Les deux téléfilms sont incontournables. Cependant, Le Jour d’après a une approche américaine ; son réalisme reste si ce n’est consensuel, du moins dans le cadre classique d’un téléfilm, même si forcément en raison du thème, cela reste émotionnellement très difficile. Threads s’appuie par contre sur une lecture anglaise du réalisme et c’est très cru. Ce n’est pas un film d’horreur, mais c’est l’horreur.

Dans les deux cas, on se rappellera toute sa vie de ces films et on est immanquablement horrifié par l’existence même de l’arme nucléaire. Mais Le Jour d’après est cauchemardesque, Threads est infernal. Peter Bradshaw du journal The Guardian résume ainsi ses impressions tout à fait compréhensibles :

« Ce n’est que lorsque j’ai vu Threads que j’ai découvert que quelque chose à l’écran pouvait me faire donner des sueurs froide et frissonnantes et me maintenir dans cet état pendant 20 minutes, suivi de semaines de dépression et d’anxiété. »

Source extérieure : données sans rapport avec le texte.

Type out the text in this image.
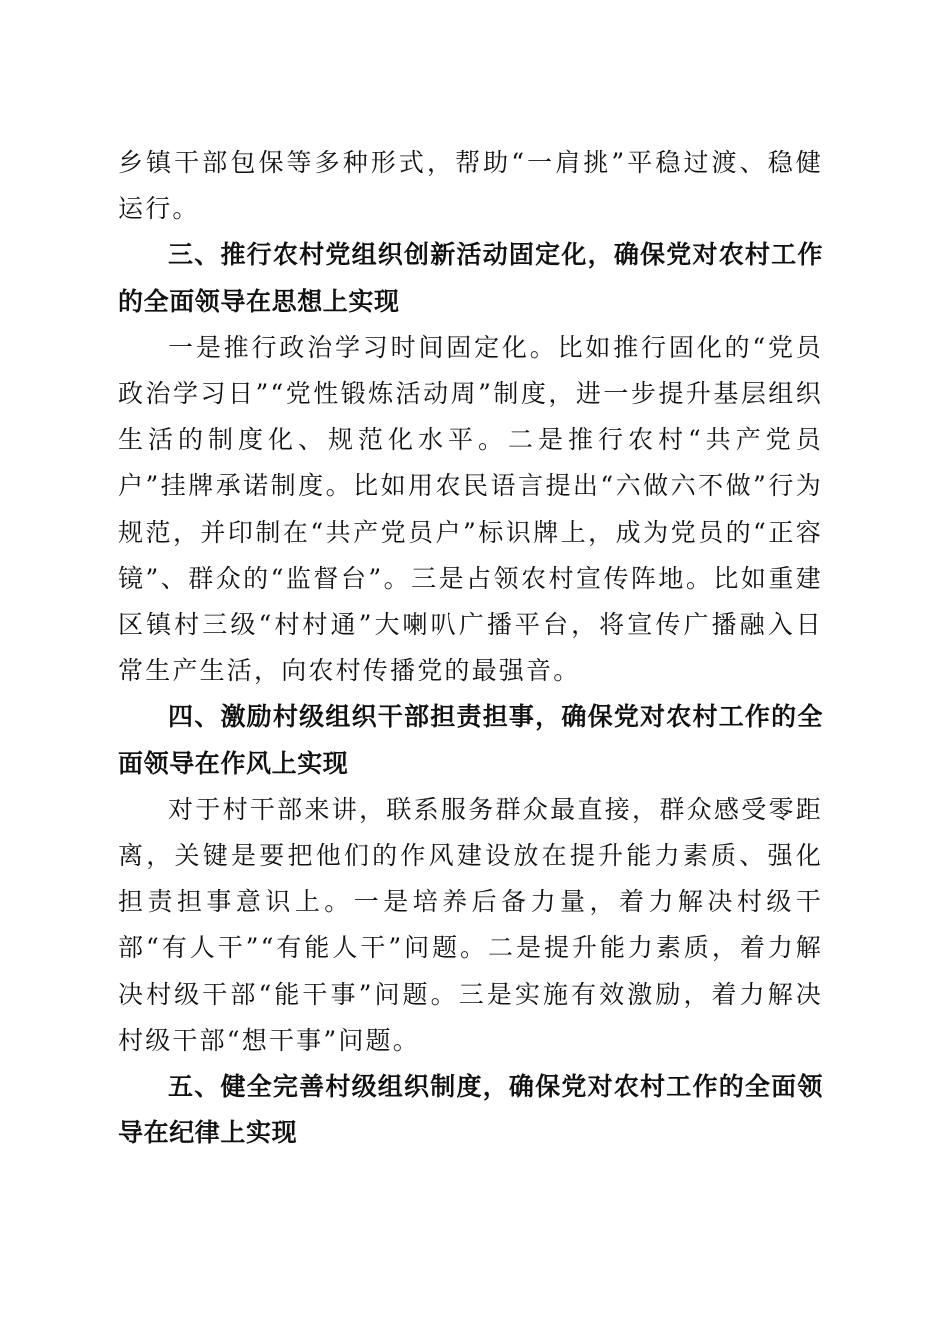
乡镇干部包保等多种形式，帮助“一肩挑”平稳过渡、稳健运行。

三、推行农村党组织创新活动固定化，确保党对农村工作的全面领导在思想上实现

一是推行政治学习时间固定化。比如推行固化的“党员政治学习日”“党性锻炼活动周”制度，进一步提升基层组织生活的制度化、规范化水平。二是推行农村“共产党员户”挂牌承诺制度。比如用农民语言提出“六做六不做”行为规范，并印制在“共产党员户”标识牌上，成为党员的“正容镜”、群众的“监督台”。三是占领农村宣传阵地。比如重建区镇村三级“村村通”大喇叭广播平台，将宣传广播融入日常生产生活，向农村传播党的最强音。

四、激励村级组织干部担责担事，确保党对农村工作的全面领导在作风上实现

对于村干部来讲，联系服务群众最直接，群众感受零距离，关键是要把他们的作风建设放在提升能力素质、强化担责担事意识上。一是培养后备力量，着力解决村级干部“有人干”“有能人干”问题。二是提升能力素质，着力解决村级干部“能干事”问题。三是实施有效激励，着力解决村级干部“想干事”问题。

五、健全完善村级组织制度，确保党对农村工作的全面领导在纪律上实现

Threads s’appuie en effet sur toutes les analyses possibles des effets à court et moyen terme d’un holocauste nucléaire sur la Grande-Bretagne. Son exposition est scientifique et il est très bien réalisé. Ce qu’on voit est vraisemblable, voire on le considère comme vrai et comme pour Le Jour d’après, c’est totalement envahissant.

Cela parlait alors d’autant plus aux Britanniques que le Royaume-Uni avait tout un programme – Protect and Survive – passant à la télévision, à la radio, diffusé en brochures, etc. expliquant comment se « protéger » et « survivre » à une attaque nucléaire.

Threads est pratiquement une réponse point par point à l’absurdité de ce programme expliquant aux gens quoi faire, comme si cela serait suffisant. Le bourrage de crâne de Protect and Survive ne passerait plus aujourd’hui tellement c’est infantilisant, niais et absurde.

Threads est ainsi incontournable, mais il faut être prêt mentalement. Le Jour d’après est regardable en famille, même s’il est dur. Impossible pour Threads. En fait, il faut à la fois l’éviter au possible et en même temps absolument le regarder. Telle est sa nature.

Le film est visible en ligne ici, de manière légale et sûre (même si c’est un peu long à démarrer). C’est la version originale et l’anglais qu’on y trouve, celui de Sheffield, est indéniablement difficile d’accès. On comprend l’ensemble cependant sans soucis… malheureusement.